Debt Drive: First Entertainment had at least $20M in taxi medallions on its books.

Debt Drive: First Entertainment had at least $20M in taxi medallions on its books. Photo by Ringo Chiu.

Loans secured against taxi medallions, once a profitable income source for a host of U.S. credit unions, have soured in recent years as ridesharing services such as Lyft and Uber take a growing slice of the market.

The shift toward rideshare services has left credit unions holding billions in delinquent loans related to these medallions — a type of operating license that some municipalities require taxi drivers and companies to purchase in order to operate cabs. And while many of the credit unions impacted are based on the East Coast — particularly in New York — at least one institution in Los Angeles holds substantial taxi medallion debt.

Hollywood-based First Entertainment Federal Credit Union had at least $20 million in taxi medallion loans on its books as recently as 2015, according to two sources with direct knowledge of the financial institution’s loan portfolio. The sources, who spoke on the condition of anonymity because they were not authorized to disclose the information, said the taxi loans began to sour in 2015, and First Entertainment set aside millions to cover write-offs. The set-asides rose in both 2016 and 2017, before falling last year, the sources said.

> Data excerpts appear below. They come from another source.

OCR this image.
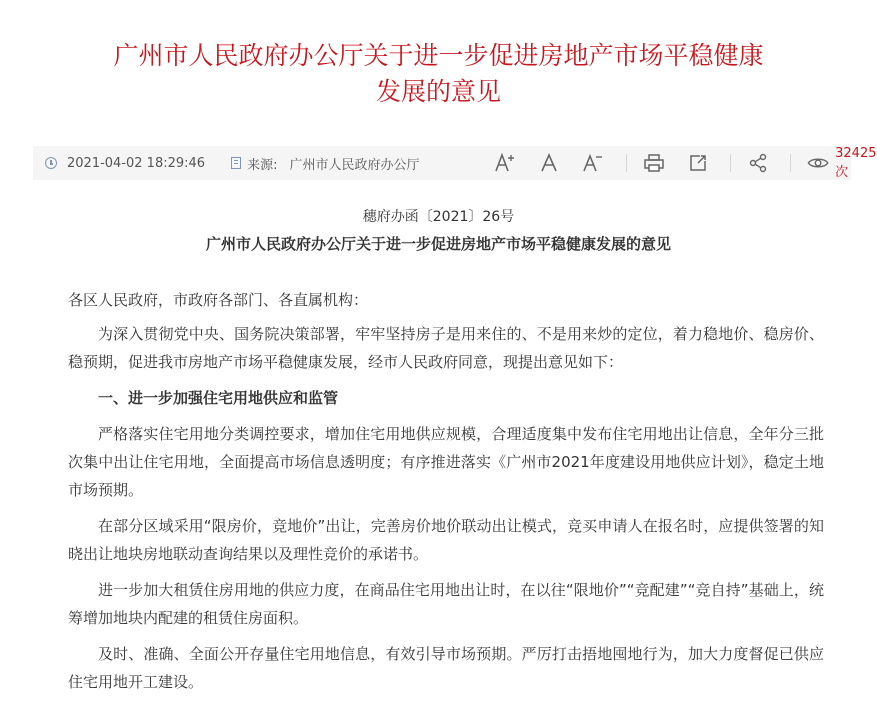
广州市人民政府办公厅关于进一步促进房地产市场平稳健康
发展的意见
2021-04-02 18:29:46	来源: 广州市人民政府办公厅
32425次
穗府办函〔2021〕26号
广州市人民政府办公厅关于进一步促进房地产市场平稳健康发展的意见

各区人民政府，市政府各部门、各直属机构：

为深入贯彻党中央、国务院决策部署，牢牢坚持房子是用来住的、不是用来炒的定位，着力稳地价、稳房价、稳预期，促进我市房地产市场平稳健康发展，经市人民政府同意，现提出意见如下：

一、进一步加强住宅用地供应和监管

严格落实住宅用地分类调控要求，增加住宅用地供应规模，合理适度集中发布住宅用地出让信息，全年分三批次集中出让住宅用地，全面提高市场信息透明度；有序推进落实《广州市2021年度建设用地供应计划》，稳定土地市场预期。

在部分区域采用“限房价，竞地价”出让，完善房价地价联动出让模式，竞买申请人在报名时，应提供签署的知晓出让地块房地联动查询结果以及理性竞价的承诺书。

进一步加大租赁住房用地的供应力度，在商品住宅用地出让时，在以往“限地价”“竞配建”“竞自持”基础上，统筹增加地块内配建的租赁住房面积。

及时、准确、全面公开存量住宅用地信息，有效引导市场预期。严厉打击捂地囤地行为，加大力度督促已供应住宅用地开工建设。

The medallion debt was part of a collateralized loan package First Entertainment purchased in the early 2000s, according to the sources. These loans were typically made to drivers in cities such as New York, San Francisco and Chicago where medallions at their peak could cost hundreds of thousands of dollars. Los Angeles does not have a taxi medallion program — it has nine taxi franchise operators, and drivers are licensed through an L.A. Department of Transportation program.

The medallion loans were seen at the time as a safe bet, according to the sources and other industry experts. But as Uber Technologies Inc. and Lyft Inc. quickly rose to prominence, demand for taxi services fell sharply, and medallion owners have struggled to pay off loans taken out to purchase the licenses.

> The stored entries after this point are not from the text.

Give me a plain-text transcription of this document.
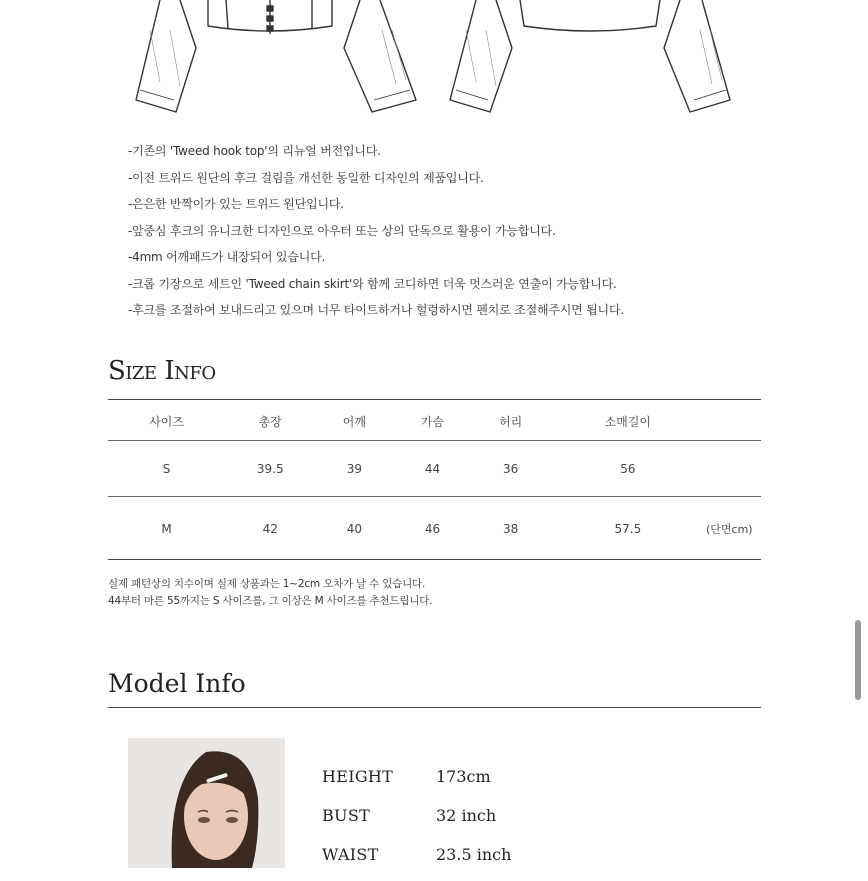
-기존의 'Tweed hook top'의 리뉴얼 버전입니다.
-이전 트위드 원단의 후크 걸림을 개선한 동일한 디자인의 제품입니다.
-은은한 반짝이가 있는 트위드 원단입니다.
-앞중심 후크의 유니크한 디자인으로 아우터 또는 상의 단독으로 활용이 가능합니다.
-4mm 어깨패드가 내장되어 있습니다.
-크롭 기장으로 세트인 'Tweed chain skirt'와 함께 코디하면 더욱 멋스러운 연출이 가능합니다.
-후크를 조절하여 보내드리고 있으며 너무 타이트하거나 헐렁하시면 펜치로 조절해주시면 됩니다.
Size Info
사이즈	총장	어깨	가슴	허리	소매길이	
S	39.5	39	44	36	56	
M	42	40	46	38	57.5	(단면cm)
실제 패턴상의 치수이며 실제 상품과는 1~2cm 오차가 날 수 있습니다.
44부터 마른 55까지는 S 사이즈를, 그 이상은 M 사이즈를 추천드립니다.
Model Info
HEIGHT	173cm
BUST	32 inch
WAIST	23.5 inch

“Uber and Lyft came around and decimated the market,” one individual who has seen First Entertainment’s books said. “At the time these loans were made, no one could have imagined — they were good, solid investments.”

According to this person, the delinquent medallion debt was partially responsible for a rise in set-asides to cover loan defaults First Entertainment reported in 2015, 2016 and 2017 — years when ride sharing services solidified their dominance over taxis. The institution’s so-called “loan loss allowance” at its peak in 2017 represented 1.8% of the credit union’s total outstanding loans. The allowance came down to 1.6% in 2018.